Those who choose to decline this year’s child tax credit installments (amounting to half the total) will still receive the same amount of money in the end, but are simply delaying when they receive it. So if you have a child who’s 5 years old or younger by the end of 2021 and your income meets the requirements, you’ll get $3,600 total when you file your taxes in 2022. 

Be aware that if you unenroll from getting the monthly child tax credit payments this year, you won’t get your full payment — or any payment at all — until after the IRS processes your 2021 tax return in 2022. The total amount will then arrive with your tax refund or can be used to offset any taxes you owe at that time; you’ll be in a situation similar to people who have had to claim missing stimulus checks this year.

However, if you chose to receive monthly advances, you’d get six installments of $300 payments each month this year and another $1,800 with your tax refund next year instead. Keep in mind that if you take the money in advance now, it could lower your tax refund next year because you may get more money than what is owed to you.
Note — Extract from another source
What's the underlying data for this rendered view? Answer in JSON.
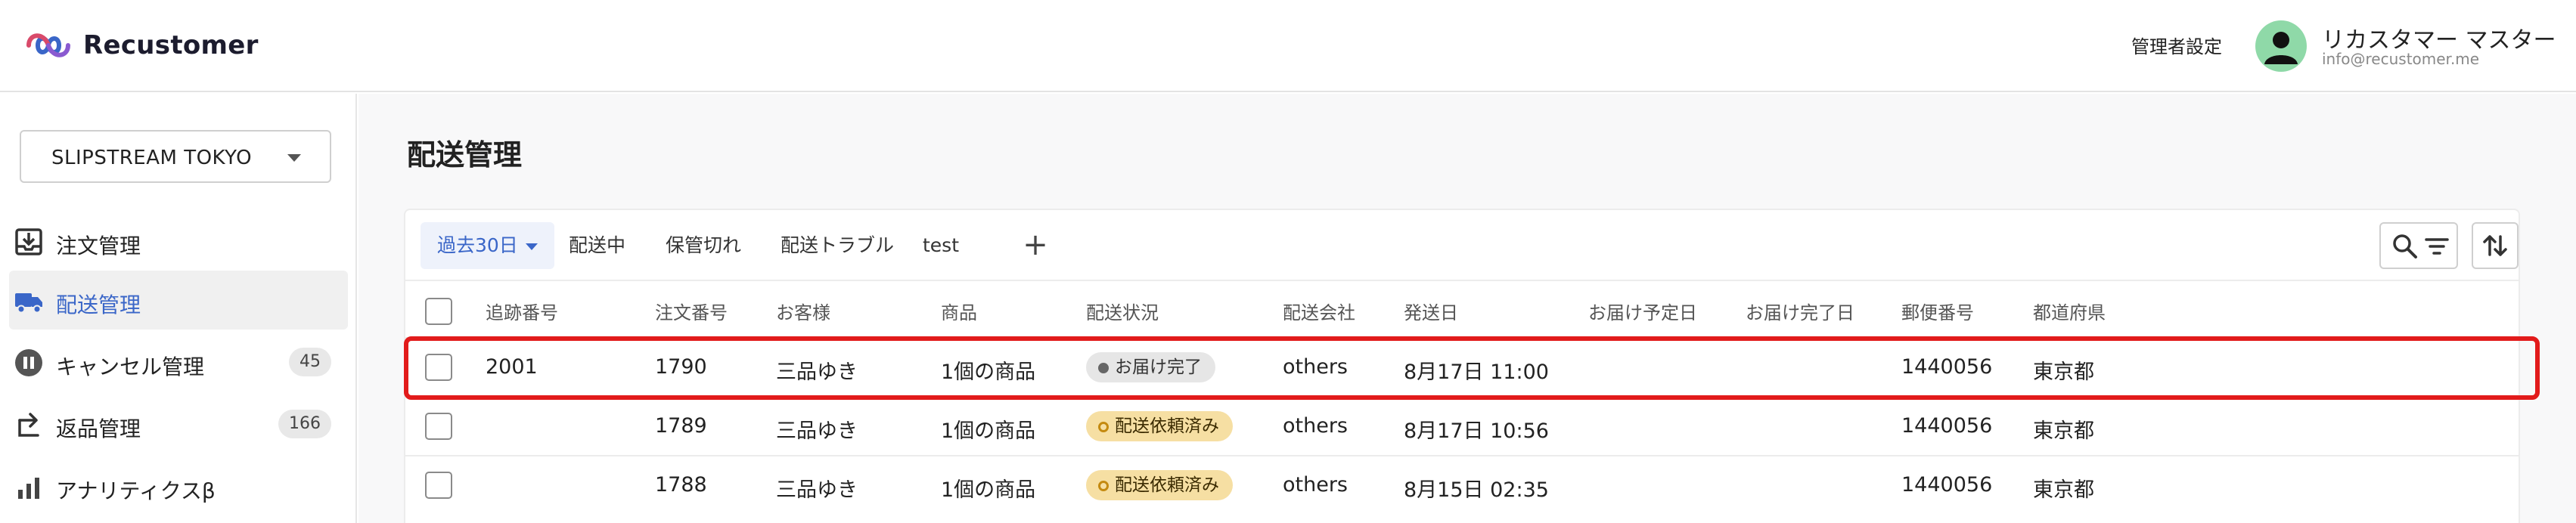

It will also mean you’ll have fewer deductions since you’ve already collected the credit. 

You can use our child tax credit 2021 calculator to estimate how much you should get and see a breakdown of the monthly payments if you choose not to opt out and meet all eligibility requirements. 

Child tax credit payment schedule

Monthly check Maximum payment per child age 5 and younger  Maximum payment per child age 6 to 17
July 15 $300 $250
Aug. 13 $300 $250
Sept. 15 $300 $250
Oct. 15 $300 $250
Nov. 15 $300 $250
Dec. 15 $300 $250
April 2022: Second half of payment  $1,800 $1,500 

How can parents opt out through the online portal?

It’s too late to unenroll from the upcoming September check, but you have until Oct. 4 to opt out of future payments. Fortunately, if your circumstances change this month, you can opt out anytime in 2021 to stop receiving the rest of your remaining monthly advances, even if you’ve already received the first few payments To unenroll, the IRS said you must opt out three days before the first Thursday of the month in order to not receive the next month’s payment. See the chart below for more. 

If you miss a deadline, the IRS said you will get the next scheduled advance payment until the agency can process your request to unenroll. According to the IRS, currently, if you unenroll then you can’t reenroll yet. Starting sometime in September, you should be able to opt back in.

Here’s how to unenroll:

1. Head to the new Child Tax Credit Update Portal and click the Manage Advance Payments button.

2. On the next page, sign in using your IRS or ID.me account. If you have neither, the page will walk you through setting up an ID.me account. You’ll need an email address, a photo ID, your Social Security number and a smartphone or tablet to verify your identity. 

3. On the next page, you can see your eligibility and unenroll from the monthly payments. 

Child tax credit payment unenrollment dates

Payment month Unenrollment deadline Payment date
July June 28 July 15
August Aug. 2 Aug. 13
September Aug. 30 Sept. 15
October Oct. 4 Oct. 15
November Nov. 1 Nov. 15
December Nov. 29 Dec. 15

How can families update their household information online?

For now, the Child Tax Credit Update Portal is the best way to quickly make any changes that have happened since you last filed your taxes. For example, if you had a new baby in 2021 or gained a qualified dependent or if your income recently changed, the IRS wouldn’t have that on file yet. Before the end of 2021, the IRS will give the portal more functionality. Right now, you can use the portal to update your banking information and mailing address. Later in September, you’ll be able to add or subtract qualifying children, report a change in your marital status or income or reenroll in monthly payments if you previously unenrolled.  

Do married parents have to opt out separately?

Unenrolling applies only to one individual at a time. So if you’re married and file jointly, both you and your spouse will need to opt out separately. If only one of you does so, you will get half the joint payment you were supposed to receive with your spouse, the IRS said.

How can families who don’t file taxes get child tax credit payments? 

If you filed your taxes before the May 17 deadline, you should have automatically received the advance monthly payments that started July 15. An online IRS portal for nonfilers is also available for families who don’t normally file income tax returns so they can register with the agency and receive payments. However, the tool has been criticized for not being easy to use — especially on a smartphone.